La thèse 3 blocs : VO2max et cardio pur, deux qualités à combiner

Voilà la conclusion à laquelle je suis arrivé après 6 mois d’expérimentation, et qui est la vraie thèse différenciante de cet article. Le cardio après 40 ans n’est pas une qualité unique : c’est deux qualités distinctes qui se travaillent avec des outils différents.

La VO2max est ta puissance aérobie maximale. C’est la quantité d’oxygène que ton corps peut utiliser à effort maximal. Elle te rend performant sur les efforts courts et intenses. Elle se développe par la haute intensité : HIIT, séries de force denses, sprints, intervalles.

Le cardio pur, ou endurance fondamentale, est ta capacité à maintenir un effort modéré sur la durée. C’est ce qui te permet de courir 10 km sans galérer, de tenir 90 minutes au tennis, de marcher 20 km en montagne sans être épuisé. Il se développe uniquement par des efforts longs en basse intensité (zone 2).

Ces deux qualités sont indépendantes. Tu peux avoir une VO2max élevée et un cardio pur médiocre (mon cas après 9 ans de HIIT exclusif). Tu peux avoir un cardio pur excellent et une VO2max moyenne (mon copain au squash, probablement). La polyvalence physique réelle, c’est avoir les deux. Et pour avoir les deux, il faut les 3 blocs.

Bloc Effort Fréquence Qualité développée
Bloc 1 : Force Callisthénie, séries denses, mouvements complexes 3 séances / sem Force, masse musculaire, VO2max secondaire
Bloc 2 : Zone 2 Running facile, longue durée, FC contrôlée 1 séance / sem Cardio pur, endurance fondamentale, récupération
Bloc 3 : HIIT Burpees en intervalles, intensité maximale 1 séance / sem VO2max maximale, puissance, EPOC post-effort

Tu vois la logique ? Les blocs 1 et 3 développent tous les deux la VO2max, à des intensités différentes (la force la pousse en secondaire via les séries denses, le HIIT la pousse au maximum). Le bloc 2 est le seul à construire le cardio pur. Sans bloc 2, tu peux faire 9 ans de HIIT et te faire battre au squash par un mec qui court tranquillement le dimanche. C’est exactement ce qui m’est arrivé.

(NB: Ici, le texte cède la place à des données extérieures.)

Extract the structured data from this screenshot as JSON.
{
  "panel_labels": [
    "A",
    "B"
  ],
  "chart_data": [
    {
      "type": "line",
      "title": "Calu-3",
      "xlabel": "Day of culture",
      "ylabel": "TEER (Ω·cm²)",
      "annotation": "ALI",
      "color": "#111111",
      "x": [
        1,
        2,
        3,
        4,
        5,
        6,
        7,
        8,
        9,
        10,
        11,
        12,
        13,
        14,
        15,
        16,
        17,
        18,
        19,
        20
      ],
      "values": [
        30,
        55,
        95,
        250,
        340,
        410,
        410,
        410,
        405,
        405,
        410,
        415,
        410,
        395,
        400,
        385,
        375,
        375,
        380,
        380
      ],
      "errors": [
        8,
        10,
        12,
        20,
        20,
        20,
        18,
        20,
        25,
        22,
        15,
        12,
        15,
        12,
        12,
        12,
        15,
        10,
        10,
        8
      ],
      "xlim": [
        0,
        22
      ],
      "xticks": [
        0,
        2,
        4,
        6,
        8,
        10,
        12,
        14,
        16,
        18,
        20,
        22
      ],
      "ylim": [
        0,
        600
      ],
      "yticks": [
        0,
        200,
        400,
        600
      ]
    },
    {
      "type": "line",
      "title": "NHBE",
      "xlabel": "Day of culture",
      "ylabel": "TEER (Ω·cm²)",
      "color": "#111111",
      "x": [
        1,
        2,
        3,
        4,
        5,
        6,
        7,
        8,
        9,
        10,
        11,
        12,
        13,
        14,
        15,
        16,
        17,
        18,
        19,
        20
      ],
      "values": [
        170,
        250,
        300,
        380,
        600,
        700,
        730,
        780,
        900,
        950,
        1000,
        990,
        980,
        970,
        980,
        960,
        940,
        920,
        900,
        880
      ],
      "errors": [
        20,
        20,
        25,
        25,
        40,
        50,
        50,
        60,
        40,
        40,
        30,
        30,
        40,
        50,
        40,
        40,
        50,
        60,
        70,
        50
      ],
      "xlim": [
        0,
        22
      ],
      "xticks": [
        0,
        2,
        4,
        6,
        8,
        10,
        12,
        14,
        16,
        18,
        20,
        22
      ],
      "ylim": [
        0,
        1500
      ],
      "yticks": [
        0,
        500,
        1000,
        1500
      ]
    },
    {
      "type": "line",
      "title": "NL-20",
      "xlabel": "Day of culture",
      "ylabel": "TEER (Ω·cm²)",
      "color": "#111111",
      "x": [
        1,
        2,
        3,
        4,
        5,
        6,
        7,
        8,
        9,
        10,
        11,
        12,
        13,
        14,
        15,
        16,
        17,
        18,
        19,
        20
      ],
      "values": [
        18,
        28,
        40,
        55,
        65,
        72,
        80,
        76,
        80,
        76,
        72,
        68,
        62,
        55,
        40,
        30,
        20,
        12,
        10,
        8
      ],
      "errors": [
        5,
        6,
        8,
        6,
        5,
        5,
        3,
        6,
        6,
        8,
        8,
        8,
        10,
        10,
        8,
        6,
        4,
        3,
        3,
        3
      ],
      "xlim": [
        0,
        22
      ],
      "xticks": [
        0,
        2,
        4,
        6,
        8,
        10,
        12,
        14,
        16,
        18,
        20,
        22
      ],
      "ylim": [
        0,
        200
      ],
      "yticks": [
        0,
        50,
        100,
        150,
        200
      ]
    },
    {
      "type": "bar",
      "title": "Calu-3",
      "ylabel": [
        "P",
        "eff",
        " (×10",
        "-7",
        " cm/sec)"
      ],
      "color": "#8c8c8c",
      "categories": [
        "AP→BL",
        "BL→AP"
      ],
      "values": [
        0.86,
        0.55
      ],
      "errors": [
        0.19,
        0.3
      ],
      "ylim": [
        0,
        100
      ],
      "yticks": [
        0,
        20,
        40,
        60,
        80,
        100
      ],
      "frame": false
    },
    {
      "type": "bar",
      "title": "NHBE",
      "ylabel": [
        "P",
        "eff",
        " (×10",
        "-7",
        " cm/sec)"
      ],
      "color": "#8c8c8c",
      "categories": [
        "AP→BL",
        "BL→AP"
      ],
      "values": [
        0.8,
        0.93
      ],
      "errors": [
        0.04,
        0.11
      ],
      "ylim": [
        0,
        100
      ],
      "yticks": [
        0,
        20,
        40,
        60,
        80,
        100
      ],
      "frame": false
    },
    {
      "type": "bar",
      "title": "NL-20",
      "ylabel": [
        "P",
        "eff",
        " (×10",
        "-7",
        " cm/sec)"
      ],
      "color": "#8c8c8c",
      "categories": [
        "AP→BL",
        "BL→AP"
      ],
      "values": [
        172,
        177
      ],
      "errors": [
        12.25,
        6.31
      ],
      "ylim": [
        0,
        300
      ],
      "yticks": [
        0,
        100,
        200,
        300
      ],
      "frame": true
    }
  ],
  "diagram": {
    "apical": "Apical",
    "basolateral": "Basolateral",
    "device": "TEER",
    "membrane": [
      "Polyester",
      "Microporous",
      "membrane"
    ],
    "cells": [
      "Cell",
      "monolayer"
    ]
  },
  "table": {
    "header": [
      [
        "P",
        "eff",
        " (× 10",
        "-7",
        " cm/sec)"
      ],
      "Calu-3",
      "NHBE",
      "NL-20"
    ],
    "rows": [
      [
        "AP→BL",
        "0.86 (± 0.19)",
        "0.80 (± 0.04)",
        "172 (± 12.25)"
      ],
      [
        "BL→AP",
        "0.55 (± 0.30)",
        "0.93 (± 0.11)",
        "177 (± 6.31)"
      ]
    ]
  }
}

Cette logique est confirmée par l’étude Stöggl et Sperlich (2014) sur la périodisation polarisée : les athlètes qui combinent 80% d’effort en basse intensité (zone 1-2) avec 20% d’effort en haute intensité (zone 4-5) progressent significativement plus que ceux qui s’entraînent exclusivement au seuil moyen. La science valide ce que l’expérience du squash m’a appris.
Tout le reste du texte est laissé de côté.